– Нет, ничего не надо, если только вы не можете высушить эту воду и спасти Джошуа от смерти.
– Он заболел?
– Он спит. Я не могу сказать, как он, просто не могу сказать. Он совсем… впрочем, неважно. Мы все выясним, когда он проснется.
«Он совсем… что?» – подумала Блю, но она сама догадалась. Не в себе, растерян, огорчен. Его мучит сознание собственной вины. Блю вспомнила спор супругов Парк, который случайно услышала сегодня утром. Быть может, миссис Парк ничего не знает.
– Он заблудился в лесу? – спросила Сабина.
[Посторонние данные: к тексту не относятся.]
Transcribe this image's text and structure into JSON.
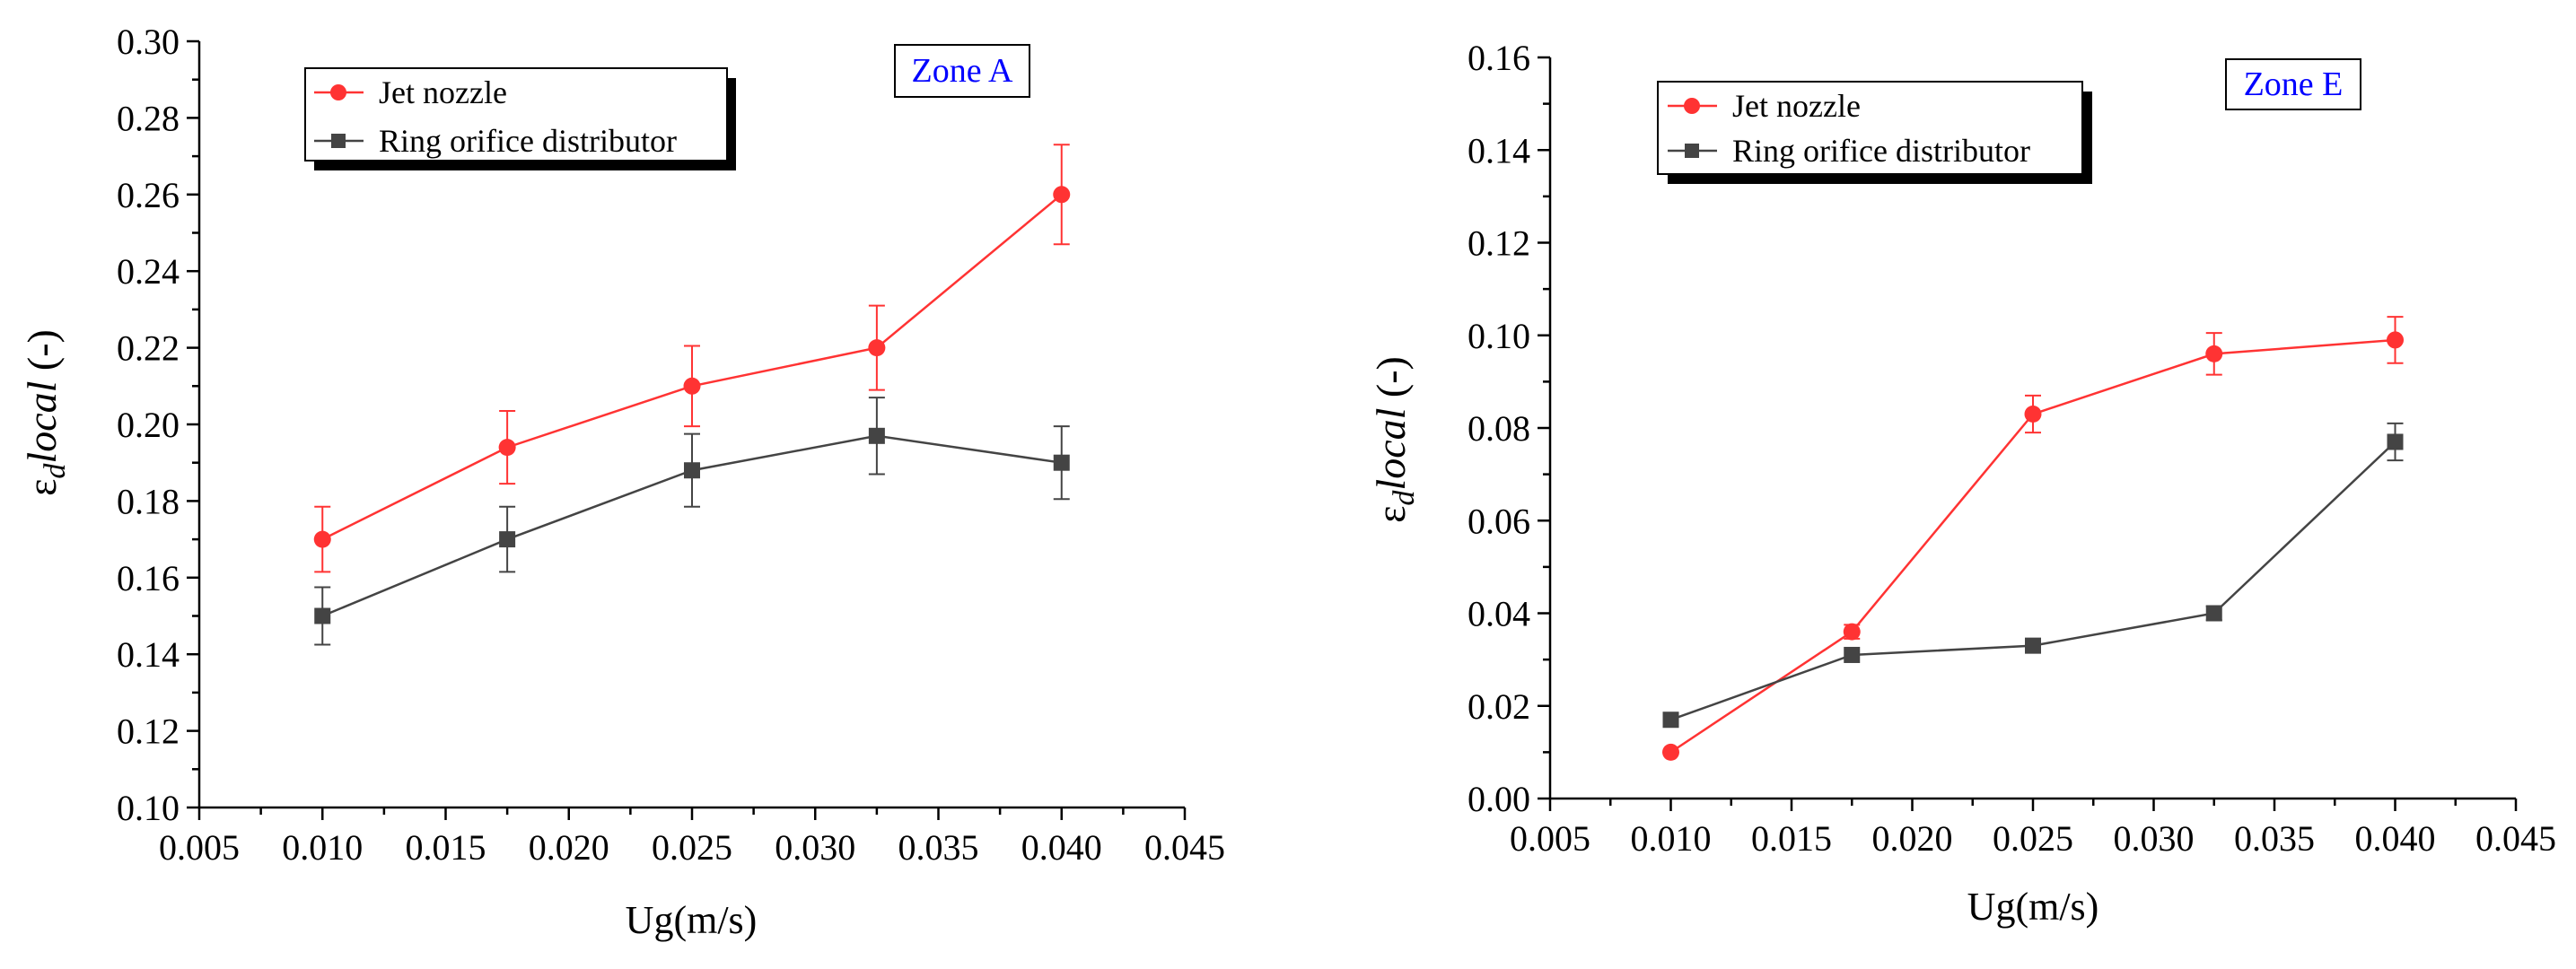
{
  "chart_data": [
    {
      "type": "line",
      "annotation": "Zone A",
      "xlabel": "Ug(m/s)",
      "ylabel": {
        "symbol": "ε",
        "subscript": "d",
        "rest": "local",
        "unit": " (-)"
      },
      "xlim": [
        0.005,
        0.045
      ],
      "ylim": [
        0.1,
        0.3
      ],
      "xticks": [
        "0.005",
        "0.010",
        "0.015",
        "0.020",
        "0.025",
        "0.030",
        "0.035",
        "0.040",
        "0.045"
      ],
      "yticks": [
        "0.10",
        "0.12",
        "0.14",
        "0.16",
        "0.18",
        "0.20",
        "0.22",
        "0.24",
        "0.26",
        "0.28",
        "0.30"
      ],
      "legend_position": "top-left",
      "series": [
        {
          "name": "Jet nozzle",
          "color": "#ff3333",
          "marker": "circle",
          "x": [
            0.01,
            0.0175,
            0.025,
            0.0325,
            0.04
          ],
          "y": [
            0.17,
            0.194,
            0.21,
            0.22,
            0.26
          ],
          "err": [
            0.0085,
            0.0095,
            0.0105,
            0.011,
            0.013
          ]
        },
        {
          "name": "Ring orifice distributor",
          "color": "#444444",
          "marker": "square",
          "x": [
            0.01,
            0.0175,
            0.025,
            0.0325,
            0.04
          ],
          "y": [
            0.15,
            0.17,
            0.188,
            0.197,
            0.19
          ],
          "err": [
            0.0075,
            0.0085,
            0.0095,
            0.01,
            0.0095
          ]
        }
      ]
    },
    {
      "type": "line",
      "annotation": "Zone E",
      "xlabel": "Ug(m/s)",
      "ylabel": {
        "symbol": "ε",
        "subscript": "d",
        "rest": "local",
        "unit": " (-)"
      },
      "xlim": [
        0.005,
        0.045
      ],
      "ylim": [
        0.0,
        0.16
      ],
      "xticks": [
        "0.005",
        "0.010",
        "0.015",
        "0.020",
        "0.025",
        "0.030",
        "0.035",
        "0.040",
        "0.045"
      ],
      "yticks": [
        "0.00",
        "0.02",
        "0.04",
        "0.06",
        "0.08",
        "0.10",
        "0.12",
        "0.14",
        "0.16"
      ],
      "legend_position": "top-left",
      "series": [
        {
          "name": "Jet nozzle",
          "color": "#ff3333",
          "marker": "circle",
          "x": [
            0.01,
            0.0175,
            0.025,
            0.0325,
            0.04
          ],
          "y": [
            0.01,
            0.036,
            0.083,
            0.096,
            0.099
          ],
          "err": [
            0.0,
            0.0015,
            0.004,
            0.0045,
            0.005
          ]
        },
        {
          "name": "Ring orifice distributor",
          "color": "#444444",
          "marker": "square",
          "x": [
            0.01,
            0.0175,
            0.025,
            0.0325,
            0.04
          ],
          "y": [
            0.017,
            0.031,
            0.033,
            0.04,
            0.077
          ],
          "err": [
            0.0,
            0.0,
            0.0,
            0.0015,
            0.004
          ]
        }
      ]
    }
  ]
}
– Когда я до него добралась, он потерял способность членораздельно говорить; его трясло, он был измучен, и я не поняла ни единого слова. Джошуа заснул еще до того, как его голова коснулась подушки. Слава богу, температуры у него нет. Быть может, это шок, быть может, физическое истощение. – Миссис Парк снова вздохнула. – Я не знаю.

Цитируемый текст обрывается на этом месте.